Dividend-paying stocks may look attractive in a low-yield market but they are not a substitute for the safety of bonds, according to Vanguard's chief economist.
There is no easy answer to what to do when money market funds, long-term Treasury bond funds and municipal bond funds are yielding miniscule interests, Vanguard chief economist Joe Davis said in his recent blog. Some would turn to dividend-paying stocks, but they don't guaranteed better returns, he said.
"Dividend-paying stocks are not bonds," Davis cautioned. "Indeed, by their name, they are stocks and thus are going to possess more of the risk-and-return attributes of stocks than bonds. Income-focused stock funds, be they dividend-paying funds or REIT funds, tend to correlate with the broader equity market."

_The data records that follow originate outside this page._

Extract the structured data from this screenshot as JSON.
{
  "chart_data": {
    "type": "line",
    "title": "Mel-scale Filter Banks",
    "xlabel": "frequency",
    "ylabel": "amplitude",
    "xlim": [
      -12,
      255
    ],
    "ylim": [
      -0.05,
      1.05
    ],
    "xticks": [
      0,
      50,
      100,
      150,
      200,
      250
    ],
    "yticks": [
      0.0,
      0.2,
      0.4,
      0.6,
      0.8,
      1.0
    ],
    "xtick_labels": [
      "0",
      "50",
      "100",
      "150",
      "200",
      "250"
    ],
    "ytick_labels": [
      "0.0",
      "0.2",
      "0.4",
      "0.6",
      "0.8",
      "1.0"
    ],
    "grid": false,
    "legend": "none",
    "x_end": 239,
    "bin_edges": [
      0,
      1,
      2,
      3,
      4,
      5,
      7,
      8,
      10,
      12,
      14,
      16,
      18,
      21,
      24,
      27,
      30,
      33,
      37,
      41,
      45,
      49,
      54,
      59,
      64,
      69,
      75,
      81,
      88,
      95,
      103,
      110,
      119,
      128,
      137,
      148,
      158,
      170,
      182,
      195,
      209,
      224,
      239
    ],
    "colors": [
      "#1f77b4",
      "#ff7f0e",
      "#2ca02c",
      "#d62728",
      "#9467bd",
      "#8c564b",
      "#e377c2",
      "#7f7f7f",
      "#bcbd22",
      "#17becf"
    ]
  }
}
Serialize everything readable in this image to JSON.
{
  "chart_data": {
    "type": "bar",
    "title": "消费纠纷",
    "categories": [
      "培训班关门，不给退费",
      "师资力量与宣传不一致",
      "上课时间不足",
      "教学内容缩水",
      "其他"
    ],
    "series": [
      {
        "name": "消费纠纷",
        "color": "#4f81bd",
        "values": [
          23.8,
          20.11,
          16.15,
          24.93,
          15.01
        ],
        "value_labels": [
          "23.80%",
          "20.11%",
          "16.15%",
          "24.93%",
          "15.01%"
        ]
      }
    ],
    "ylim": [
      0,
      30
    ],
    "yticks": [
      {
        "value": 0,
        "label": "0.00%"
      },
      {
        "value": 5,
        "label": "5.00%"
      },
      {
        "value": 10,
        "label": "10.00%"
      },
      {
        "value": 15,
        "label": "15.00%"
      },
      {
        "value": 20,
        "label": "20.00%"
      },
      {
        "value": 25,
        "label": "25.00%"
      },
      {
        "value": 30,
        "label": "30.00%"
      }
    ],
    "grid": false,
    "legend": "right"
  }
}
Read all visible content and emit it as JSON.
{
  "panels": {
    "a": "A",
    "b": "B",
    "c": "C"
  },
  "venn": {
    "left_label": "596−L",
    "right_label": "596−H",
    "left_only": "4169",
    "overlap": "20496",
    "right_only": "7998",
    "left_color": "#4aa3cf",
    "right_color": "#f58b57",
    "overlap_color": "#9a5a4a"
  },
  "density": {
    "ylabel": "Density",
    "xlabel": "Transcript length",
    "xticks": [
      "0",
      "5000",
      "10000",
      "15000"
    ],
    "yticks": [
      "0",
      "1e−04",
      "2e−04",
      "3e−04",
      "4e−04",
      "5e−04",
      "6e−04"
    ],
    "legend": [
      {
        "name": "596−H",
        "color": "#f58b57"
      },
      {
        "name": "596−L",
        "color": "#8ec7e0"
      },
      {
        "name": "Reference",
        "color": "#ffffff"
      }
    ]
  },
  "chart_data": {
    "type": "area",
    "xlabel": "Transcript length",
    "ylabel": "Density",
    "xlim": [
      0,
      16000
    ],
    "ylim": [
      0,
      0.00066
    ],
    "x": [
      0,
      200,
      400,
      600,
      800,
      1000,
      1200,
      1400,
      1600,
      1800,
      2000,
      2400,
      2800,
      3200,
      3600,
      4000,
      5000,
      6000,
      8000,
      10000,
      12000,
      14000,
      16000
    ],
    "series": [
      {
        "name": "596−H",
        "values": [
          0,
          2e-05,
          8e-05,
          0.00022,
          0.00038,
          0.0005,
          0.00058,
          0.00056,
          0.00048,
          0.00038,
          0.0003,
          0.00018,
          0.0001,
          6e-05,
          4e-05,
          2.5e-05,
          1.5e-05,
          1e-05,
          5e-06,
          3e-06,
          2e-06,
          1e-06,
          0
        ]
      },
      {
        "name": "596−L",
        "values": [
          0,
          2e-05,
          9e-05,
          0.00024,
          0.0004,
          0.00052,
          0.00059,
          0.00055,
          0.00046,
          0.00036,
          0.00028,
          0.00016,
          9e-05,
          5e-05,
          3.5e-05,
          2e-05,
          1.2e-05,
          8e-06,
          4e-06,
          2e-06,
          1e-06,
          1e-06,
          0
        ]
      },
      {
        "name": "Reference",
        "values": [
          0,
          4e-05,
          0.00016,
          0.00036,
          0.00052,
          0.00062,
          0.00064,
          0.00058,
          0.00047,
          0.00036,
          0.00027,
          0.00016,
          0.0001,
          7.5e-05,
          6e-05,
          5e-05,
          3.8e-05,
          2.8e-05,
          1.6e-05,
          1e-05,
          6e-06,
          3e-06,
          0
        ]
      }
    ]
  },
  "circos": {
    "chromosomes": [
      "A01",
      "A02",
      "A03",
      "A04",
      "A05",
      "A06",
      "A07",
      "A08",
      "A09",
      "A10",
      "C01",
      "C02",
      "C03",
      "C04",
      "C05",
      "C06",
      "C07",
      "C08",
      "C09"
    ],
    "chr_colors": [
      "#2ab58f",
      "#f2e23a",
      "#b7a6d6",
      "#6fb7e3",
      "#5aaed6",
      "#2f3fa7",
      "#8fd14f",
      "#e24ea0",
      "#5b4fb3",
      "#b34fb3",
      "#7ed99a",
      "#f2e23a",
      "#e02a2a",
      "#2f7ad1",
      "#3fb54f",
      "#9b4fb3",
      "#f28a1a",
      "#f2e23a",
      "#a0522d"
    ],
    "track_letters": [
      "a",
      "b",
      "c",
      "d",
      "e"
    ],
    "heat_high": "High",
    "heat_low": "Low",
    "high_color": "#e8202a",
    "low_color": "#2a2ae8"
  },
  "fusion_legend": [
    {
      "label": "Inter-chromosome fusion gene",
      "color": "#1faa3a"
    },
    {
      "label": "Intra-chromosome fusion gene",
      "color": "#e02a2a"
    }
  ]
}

As bonds made their slow but steady climb over the last few years, dividend-paying stocks did better sometimes, but not always, and they sometimes underperformed bonds, he said.
Substituting dividend-paying stocks for bonds makes for a more aggressive and more stock-heavy strategic asset allocation, he said. The strategy can lead to higher nominal returns over long periods of time, but that is because stocks are riskier and more volatile than bonds, he said.
"Vanguard believes it is important for investors to view their portfolios from a total return perspective, rather than simply in terms of potential income," Davis said. "If you hope to gain more income by increasing your allocation to higher-yielding bonds or dividend-paying stocks, you should be aware that your portfolio volatility will likely increase as a result."